Gas prices have been consistently climbing across the country, up 46 cents per gallon in the past month and 20 cents higher than they were a year ago today. The pain at the pump appears to be on everyone’s front burner, except in Washington, D.C., where all the attention is on the $85 billion in budget cuts that will take effect next week.
Although the federal government does not have a silver bullet remedy to lower gas prices to $2 per gallon, there are actions that Congress and the Obama Administration can take to allow for more domestic oil production, which would increase supply to offset rising demand and increase America’s percentage of the world’s total production to help minimize supply shocks.
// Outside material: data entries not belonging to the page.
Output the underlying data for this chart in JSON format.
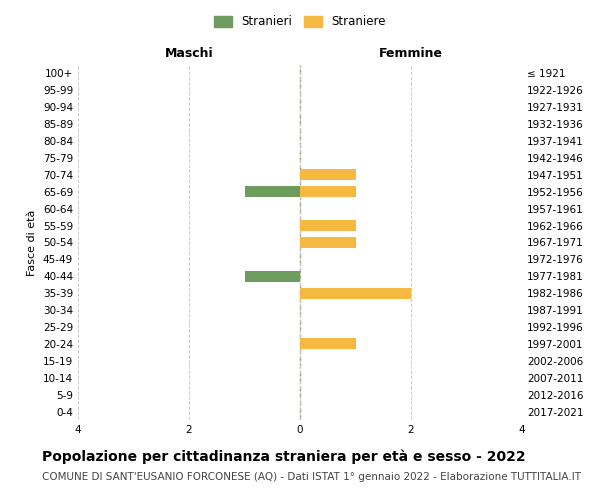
{
  "age_groups": [
    "100+",
    "95-99",
    "90-94",
    "85-89",
    "80-84",
    "75-79",
    "70-74",
    "65-69",
    "60-64",
    "55-59",
    "50-54",
    "45-49",
    "40-44",
    "35-39",
    "30-34",
    "25-29",
    "20-24",
    "15-19",
    "10-14",
    "5-9",
    "0-4"
  ],
  "birth_years": [
    "≤ 1921",
    "1922-1926",
    "1927-1931",
    "1932-1936",
    "1937-1941",
    "1942-1946",
    "1947-1951",
    "1952-1956",
    "1957-1961",
    "1962-1966",
    "1967-1971",
    "1972-1976",
    "1977-1981",
    "1982-1986",
    "1987-1991",
    "1992-1996",
    "1997-2001",
    "2002-2006",
    "2007-2011",
    "2012-2016",
    "2017-2021"
  ],
  "maschi": [
    0,
    0,
    0,
    0,
    0,
    0,
    0,
    1,
    0,
    0,
    0,
    0,
    1,
    0,
    0,
    0,
    0,
    0,
    0,
    0,
    0
  ],
  "femmine": [
    0,
    0,
    0,
    0,
    0,
    0,
    1,
    1,
    0,
    1,
    1,
    0,
    0,
    2,
    0,
    0,
    1,
    0,
    0,
    0,
    0
  ],
  "color_maschi": "#6e9b5e",
  "color_femmine": "#f5b942",
  "xlim": 4,
  "title": "Popolazione per cittadinanza straniera per età e sesso - 2022",
  "subtitle": "COMUNE DI SANT'EUSANIO FORCONESE (AQ) - Dati ISTAT 1° gennaio 2022 - Elaborazione TUTTITALIA.IT",
  "ylabel_left": "Fasce di età",
  "label_maschi": "Stranieri",
  "label_femmine": "Straniere",
  "header_left": "Maschi",
  "header_right": "Femmine",
  "bar_height": 0.65,
  "background_color": "#ffffff",
  "grid_color": "#cccccc",
  "center_line_color": "#999966",
  "tick_fontsize": 7.5,
  "label_fontsize": 8,
  "title_fontsize": 10,
  "subtitle_fontsize": 7.5
}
A number of factors are contributing to rising prices. Over two-thirds of a gallon of gasoline comes from the price of oil, which is set on the global level. Developing countries are using more oil and China and India are also using more oil as they continue rapid economic growth. A weaker dollar means it takes more money to buy the same amount of oil.
The Organization of the Petroleum Exporting Countries (OPEC) have agreed to cut output and are producing 700,000 barrels of oil per day less than they were a year ago. The mere threat of a supply shock as a result of political unrest in Iran, Iraq, Israel, Libya, and Syria is driving up the price.
Domestically, refineries in some regions of the country have temporarily closed for maintenance to switch to required summer blends that evaporate fewer emissions into the atmosphere under warmer temperatures. Further, a weaker dollar means it takes more money to buy the same amount of oil.
Despite the high gas prices, the reality is—it could be worse. Without the dramatic increase in oil production on state and private lands, prices would be higher and the American economic situation would be grimmer. In just the past few years, unconventional oil and gas operations have generated over 1.75 million jobs.
But there’s more the U.S. could be doing to increase oil supplies that will create jobs, increase economic growth, and raise government revenue—without raising taxes. Approving the Keystone XL Pipeline would result in 830,000 barrels of oil per day (more than OPEC cut its production) coming from Canada to Gulf Coast refineries.
The United States is the only country in the world that has placed a majority of its territorial waters off-limits to oil exploration. Congress should lift the ban on exploration in the eastern Gulf of Mexico and the Atlantic and Pacific coasts, and should conduct more lease sales off Alaska’s coasts.
Another obvious area in which to expand oil production is in Alaska’s Arctic National Wildlife Refuge (ANWR), where an estimated 10.4 billion barrels of oil lie beneath a few thousand acres that can be accessed with minimal environmental impact. Congress should require the Secretary of the Interior to conduct lease sales if a commercial interest exists to explore and drill.
Oil shale production in the U.S. could be a global game-changer for oil production. The U.S. holds the largest known reserves of oil shale in the world. According to the Bureau of Land Management, the U.S. has more than five times the proven reserves of oil in Saudi Arabia. Although not technologically or commercially viable yet, the Obama Administration has backpedaled on oil shale development by applying new regulations, unworkable time frames, and significantly reducing the land available for research and development leases.
The most effective response to oil price spikes and high prices at the pump is to allow markets to work. Regrettably, government restrictions and regulations impede the market’s effectiveness in responding to changes in oil prices. The economic gains from energy production over the past few years have been undeniably encouraging. What’s happening on state and private lands should be the model for the energy and economic potential we can realize on federal lands. Congress and the Administration should set the framework to allow it to happen.